Even if you decided that the word "spontaneous" is basically a correct adjective for the boiling, you should still agree that it's great when a Twitter user actually adds a more correct explanation of a tweet that is apparently meant to be a tweet with some physics knowledge. In normal circumstances, Casey O'Quin would be thanked for his contribution. After all, astronauts are not supposed to be omniscient scientists. They are some good enough scientists taken from the shortlist of "athletes" of some sort – and the very best scientists are unlikely to be healthy enough and great enough "athletes" to be chosen as astronauts by NASA (and most of the eligible ones wouldn't want this job, anyway). So it is absolutely silly to expect that the astronauts must be smarter than all other people on the Internet, especially if they talk about a different discipline than theirs. Moreover, O'Quin is an alumnus of Space Camp USA so even the very statement that he is intrinsically a worse astronaut than Jessica Meir may very well be bogus, too.

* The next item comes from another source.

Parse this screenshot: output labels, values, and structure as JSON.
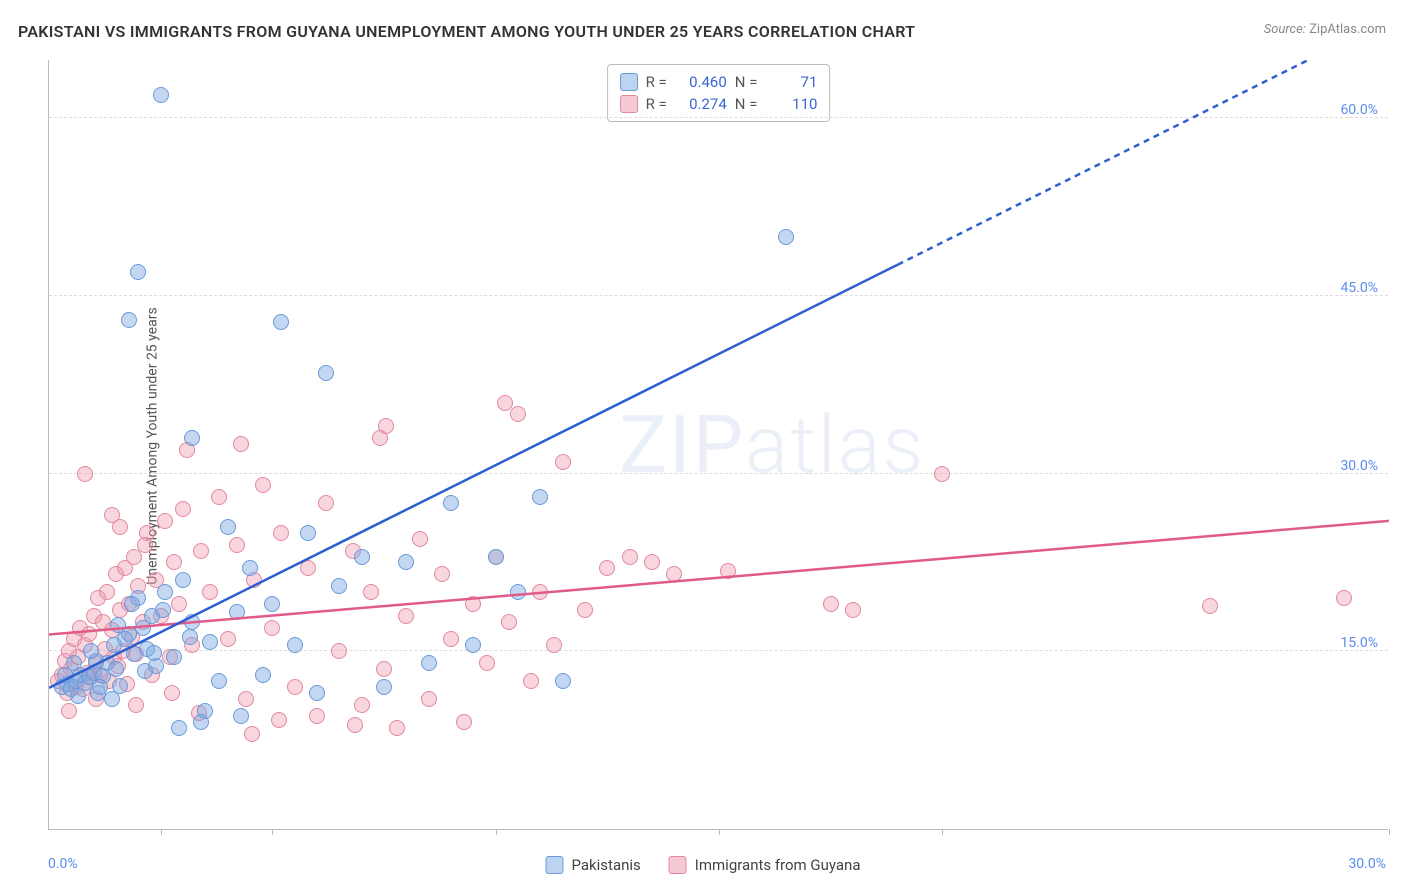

An important point is that Casey O'Quin's tweet didn't contain an infinitesimal hint of sexism i.e. that his attitude to the tweet was any different than if the original tweet were written by a male.
OK, the guy would normally be thanked to. In the Twitter/Huffington/SanFranciscoChronicle/NewYorkMagazine extremely ideological anti-science atmosphere, the guy was attacked for daring to explain some physics to a woman who "could" or "should" know more space physics than he does, except that she almost certainly doesn't. Among these far left loons, a man's explanation of anything to a woman has been upgraded to a crime! Maybe, these mobs of brain-dead humans have made sure that his Twitter account was deleted because of his correct physics explanation. It's insane. These feminist mobs are the true Western counterparts of the mobs of Muslim teenage savages who terrorize women in shorts – and the men defending these women – because of the women's shorts.
Like Islam, feminism with their witch hunts against "mansplanations" and similar things are movements that don't belong to the civilized enlightened world and these baskets of deplorables, if I use Hillary's term, have to be removed from the civilized enlightened world unless we want to allow for some really gloomy future.